Ron Rosenbaum says, because Jack Nicholson was reading early Mac-a-loon, that the late 1960s films Head and The Trip were influenced by MM's ideas. See The Secret Parts of Fortune, p.393
MM gave Leary pointers, influenced the Yippies, and the San Francisco psychedelic newspaper, The Oracle.
I find that his idea of "probes" is still avant-garde; when I talk about it as investigative technique, people have a tough time understanding it.
Just as Leary admitted that RAW uses and understands his ideas better than he himself does, so I think we can this about MM's ideas and Kenner, Theall, Levinson.
From Marchand's bio:
"McLuhan liked to refer to TS Eliot's remark that the content of a poem is like the piece of meat the thief throws to distract the guard dog. The poet uses content to distract the reader so that the magic of the poetic form can do its work subconsciously." -pp.ix-x
MM vs Lester Bangs: "McLuhan missed it: we're not a global village, we're a global outpatient clinic."

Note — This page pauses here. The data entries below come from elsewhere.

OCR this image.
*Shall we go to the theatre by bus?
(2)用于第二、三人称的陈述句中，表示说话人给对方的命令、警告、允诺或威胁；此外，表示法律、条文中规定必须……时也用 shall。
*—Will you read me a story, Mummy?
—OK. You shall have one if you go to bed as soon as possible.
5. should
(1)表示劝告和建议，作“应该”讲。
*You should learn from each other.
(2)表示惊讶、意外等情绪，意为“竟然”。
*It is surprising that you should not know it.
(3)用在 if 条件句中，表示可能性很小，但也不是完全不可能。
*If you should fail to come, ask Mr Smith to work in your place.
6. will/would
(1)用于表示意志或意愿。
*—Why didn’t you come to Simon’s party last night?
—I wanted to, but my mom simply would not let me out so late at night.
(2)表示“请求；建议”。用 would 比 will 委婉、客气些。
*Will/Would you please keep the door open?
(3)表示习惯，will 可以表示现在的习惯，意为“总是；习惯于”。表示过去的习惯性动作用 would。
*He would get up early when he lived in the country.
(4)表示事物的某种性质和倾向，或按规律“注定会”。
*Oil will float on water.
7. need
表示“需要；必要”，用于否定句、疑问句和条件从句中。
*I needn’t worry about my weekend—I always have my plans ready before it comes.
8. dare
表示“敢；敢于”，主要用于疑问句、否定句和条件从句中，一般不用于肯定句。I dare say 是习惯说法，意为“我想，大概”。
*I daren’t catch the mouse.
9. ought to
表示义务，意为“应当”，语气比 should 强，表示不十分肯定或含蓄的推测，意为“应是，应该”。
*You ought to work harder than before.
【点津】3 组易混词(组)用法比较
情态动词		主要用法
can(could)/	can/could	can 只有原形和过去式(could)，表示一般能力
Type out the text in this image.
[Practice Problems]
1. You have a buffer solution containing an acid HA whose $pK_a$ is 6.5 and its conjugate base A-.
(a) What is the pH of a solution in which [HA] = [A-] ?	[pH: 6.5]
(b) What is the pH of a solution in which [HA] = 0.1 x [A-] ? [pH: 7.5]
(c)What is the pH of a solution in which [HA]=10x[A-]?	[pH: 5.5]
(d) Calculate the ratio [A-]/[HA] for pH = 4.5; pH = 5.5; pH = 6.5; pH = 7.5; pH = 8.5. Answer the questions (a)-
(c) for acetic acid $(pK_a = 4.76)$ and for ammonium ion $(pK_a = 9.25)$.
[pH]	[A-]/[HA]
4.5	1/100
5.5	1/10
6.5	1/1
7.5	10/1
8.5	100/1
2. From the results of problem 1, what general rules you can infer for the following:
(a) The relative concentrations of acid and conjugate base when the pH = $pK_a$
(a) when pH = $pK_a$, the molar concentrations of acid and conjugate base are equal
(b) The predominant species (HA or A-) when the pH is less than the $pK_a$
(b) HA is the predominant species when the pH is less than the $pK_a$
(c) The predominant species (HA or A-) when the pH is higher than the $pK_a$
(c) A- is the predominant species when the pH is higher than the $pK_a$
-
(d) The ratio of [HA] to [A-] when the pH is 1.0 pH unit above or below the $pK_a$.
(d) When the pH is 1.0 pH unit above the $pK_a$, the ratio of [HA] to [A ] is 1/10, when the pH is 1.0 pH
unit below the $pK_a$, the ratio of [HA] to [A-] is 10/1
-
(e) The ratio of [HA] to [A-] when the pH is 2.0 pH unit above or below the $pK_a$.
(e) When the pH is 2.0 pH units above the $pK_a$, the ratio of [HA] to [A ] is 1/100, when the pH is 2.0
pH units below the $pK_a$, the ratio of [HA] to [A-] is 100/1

"Where flash becomes word and silents selfloud." - FW, 267
So many people I know say that their ‘English teacher’ had the most influence on their education, that I find it hard to dismiss as a coincidence.
My own 'English teacher' (he had Irish roots) said we had to tackle just three texts at the end of a couple of years, for our exams, but if we thought we could just read those three, then we had ‘another think coming’ (in the vernacular). He assured us that we also needed to read texts written at the same time, other texts by the relevant authors (of course), but we also needed the context of history, the means of communication available (theatre, pamphlets), the zeitgeist (e.g. French and American Revolutions, the First World War), etc.
The English teacher could fulfil his (or her) brief on texts, while introducing cultural and media studies (in my day these disciplines didn’t exist). To me the English teacher I had seemed like a generalist – able to range over politics, sociology, religion, and get us to roam across the mental and social landscape.
If I could have studied Maslow and McLuhan I would probably not have dropped out in 1964. A few years later I could have opted for anthropology...
McLuhan (as you said, Michael) seemed better on his feet, as a lecturer and debater – in the acoustic realm. And he found (or rather, created) his own niche.
Wilson has a very wide interpretation of what Anthropology covers, which I find really innaresting. He thought McLuhan was anthropological - humans and their communcation systems!, what is more about anthro than that? - and in the RAW talk about FW and Joseph Campbell he says that Joyce was the "greatest anthropologist who ever lived."
I like the approach your teacher had: the general total picture of the milieu. That's just always made sense to me; from age 14 the idea that one class/area of study had nothing to do with the others - that seemed crazy-making to me.
And I've rebelled and been militant about that ever since.
The narrow-specialist thing seems to be winning right now, and we're all losing for it.